D’un autre côté ! Rappelez-vous ce truc sur la taille potentielle. « Mon sentiment est que vous ne pouvez grandir que jusqu’à votre potentiel génétique de taille », dit Wiley. « Je ne pense pas que vous puissiez prendre de l’IGF-1 supplémentaire même si vous grandissez très bien et que vous vous attendez à grandir encore plus. »
Quels sont les avantages du lait alors ?
Cela ne veut pas dire que le lait est inutile sur le plan nutritionnel ; en fait, c’est tout le contraire. « Il ne fait aucun doute que le lait est très riche en calories, riche en protéines, qu’il contient un tas de vitamines et de minéraux », dit Wiley. « C’est un aliment très nutritif. S’il fait partie du régime alimentaire, il contribue certainement à la nutrition de l’enfant. » Le lait est également, grâce aux énormes subventions du gouvernement américain, une source excessivement bon marché de ces protéines, graisses, calories, vitamines et minéraux, ce qui est certainement une bonne chose pour la nutrition des enfants.
Mais la recherche n’a pas, du moins jusqu’à présent, indiqué que le lait a des pouvoirs mystiques au-delà d’être un aliment assez nutritif et peu coûteux. C’est en partie parce que la recherche est extrêmement basique et souvent manifestement imparfaite ; certaines études que j’ai lues ne prennent pas la peine de contrôler la taille des parents, la plus grande variable pour décider de la taille d’un enfant, ce qui est… insensé.
Grâce aux énormes subventions du gouvernement américain, le lait est une source excessivement bon marché de ces protéines, graisses, calories, vitamines et minéraux, ce qui est certainement une bonne chose pour la nutrition des enfants.

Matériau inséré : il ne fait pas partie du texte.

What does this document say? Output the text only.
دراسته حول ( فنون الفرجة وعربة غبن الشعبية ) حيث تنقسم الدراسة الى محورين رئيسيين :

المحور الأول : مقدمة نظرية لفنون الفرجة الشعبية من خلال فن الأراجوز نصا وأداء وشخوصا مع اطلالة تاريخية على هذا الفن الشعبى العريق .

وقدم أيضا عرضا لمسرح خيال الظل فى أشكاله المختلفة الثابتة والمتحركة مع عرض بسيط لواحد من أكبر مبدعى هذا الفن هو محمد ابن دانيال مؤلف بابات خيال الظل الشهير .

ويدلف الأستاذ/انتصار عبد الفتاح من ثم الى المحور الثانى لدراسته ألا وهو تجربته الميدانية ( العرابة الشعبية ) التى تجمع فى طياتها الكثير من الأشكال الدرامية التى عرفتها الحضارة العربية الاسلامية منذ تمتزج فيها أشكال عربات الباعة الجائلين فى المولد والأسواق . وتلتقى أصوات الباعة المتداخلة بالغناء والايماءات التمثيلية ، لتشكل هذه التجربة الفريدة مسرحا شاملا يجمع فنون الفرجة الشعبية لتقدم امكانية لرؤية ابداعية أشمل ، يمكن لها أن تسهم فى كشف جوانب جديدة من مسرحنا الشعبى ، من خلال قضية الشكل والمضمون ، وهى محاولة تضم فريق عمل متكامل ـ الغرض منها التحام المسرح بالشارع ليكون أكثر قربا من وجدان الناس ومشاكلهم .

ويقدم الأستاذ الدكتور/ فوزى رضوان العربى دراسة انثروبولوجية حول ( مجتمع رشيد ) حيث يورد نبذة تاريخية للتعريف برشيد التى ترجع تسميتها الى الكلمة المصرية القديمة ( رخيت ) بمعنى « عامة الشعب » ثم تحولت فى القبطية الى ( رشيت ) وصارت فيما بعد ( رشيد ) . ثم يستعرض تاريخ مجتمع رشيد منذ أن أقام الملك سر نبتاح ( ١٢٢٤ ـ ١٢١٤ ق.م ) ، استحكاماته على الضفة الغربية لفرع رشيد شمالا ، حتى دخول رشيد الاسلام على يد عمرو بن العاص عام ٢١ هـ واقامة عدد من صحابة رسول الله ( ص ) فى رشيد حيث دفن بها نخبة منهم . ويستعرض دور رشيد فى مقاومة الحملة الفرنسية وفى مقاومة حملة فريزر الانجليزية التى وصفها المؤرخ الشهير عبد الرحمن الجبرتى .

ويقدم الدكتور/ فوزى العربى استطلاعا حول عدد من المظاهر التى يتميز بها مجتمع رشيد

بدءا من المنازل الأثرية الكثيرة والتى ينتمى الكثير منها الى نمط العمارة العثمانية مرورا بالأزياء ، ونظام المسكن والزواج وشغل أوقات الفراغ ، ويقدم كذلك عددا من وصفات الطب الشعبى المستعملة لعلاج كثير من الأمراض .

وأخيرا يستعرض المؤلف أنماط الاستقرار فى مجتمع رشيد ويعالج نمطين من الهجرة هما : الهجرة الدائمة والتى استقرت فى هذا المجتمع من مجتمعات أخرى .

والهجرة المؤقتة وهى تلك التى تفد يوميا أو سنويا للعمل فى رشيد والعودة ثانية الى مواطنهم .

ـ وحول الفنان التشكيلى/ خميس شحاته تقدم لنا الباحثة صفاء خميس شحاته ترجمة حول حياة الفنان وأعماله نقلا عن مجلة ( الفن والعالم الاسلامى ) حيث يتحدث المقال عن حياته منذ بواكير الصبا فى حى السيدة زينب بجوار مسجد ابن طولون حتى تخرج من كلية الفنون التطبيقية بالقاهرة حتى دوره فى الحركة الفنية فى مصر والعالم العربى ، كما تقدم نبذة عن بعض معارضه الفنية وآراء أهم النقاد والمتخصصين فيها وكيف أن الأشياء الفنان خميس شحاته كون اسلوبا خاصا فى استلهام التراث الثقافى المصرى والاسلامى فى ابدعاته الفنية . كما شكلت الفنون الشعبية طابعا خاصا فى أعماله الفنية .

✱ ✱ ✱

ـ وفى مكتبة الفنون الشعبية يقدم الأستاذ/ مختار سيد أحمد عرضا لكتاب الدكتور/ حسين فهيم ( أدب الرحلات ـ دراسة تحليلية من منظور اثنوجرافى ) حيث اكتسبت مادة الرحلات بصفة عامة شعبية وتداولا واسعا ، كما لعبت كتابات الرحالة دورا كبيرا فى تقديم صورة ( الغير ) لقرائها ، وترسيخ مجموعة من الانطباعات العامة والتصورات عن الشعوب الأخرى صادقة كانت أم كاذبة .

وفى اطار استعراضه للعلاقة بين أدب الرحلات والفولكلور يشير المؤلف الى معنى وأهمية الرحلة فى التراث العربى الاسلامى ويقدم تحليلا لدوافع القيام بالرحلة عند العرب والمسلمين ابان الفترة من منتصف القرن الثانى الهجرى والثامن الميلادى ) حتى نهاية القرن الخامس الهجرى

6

« Les travaux sur ce sujet ne s’additionnent pas nécessairement à une image très claire », dit Wiley. « Il n’y a vraiment pas une quantité énorme de science. »
Le manque de science claire est également dû à la vérité fondamentale que déterminer l’effet du lait sur la croissance d’un enfant est une proposition sérieusement difficile. Il faudrait un échantillon de grande taille, étudié sur une période de plusieurs décennies, et il faudrait contrôler environ un million de variables, allant de la génétique au statut socio-économique en passant par les niveaux d’activité et le reste du régime alimentaire d’une personne. « Parce que les gens ont toujours supposé que le lait faisait grandir, il y a eu très peu d’études bien contrôlées qui tiennent compte du fait que lorsque vous buvez du lait, vous consommez aussi des calories, des graisses ou des protéines », explique Wiley. Personne n’est super intéressé par le financement de ce genre d’étude, et encore moins l’industrie laitière, qui, on peut le comprendre, ne serait pas si enthousiaste à l’idée de financer une étude prouvant que ses publicités sont fausses.
Dans la mesure où la science actuelle peut y répondre, non, le lait ne vous fait pas grandir, tout simplement parce que, eh bien, rien ne peut vous faire grandir. Mais le lait peut être un outil utile pour aider les enfants à grandir à leur taille potentielle. Pas indispensable, à condition de remplacer le lait d’un non-buveur de lait par une quantité adéquate de calories et de vitamines nécessaires. Mais utile.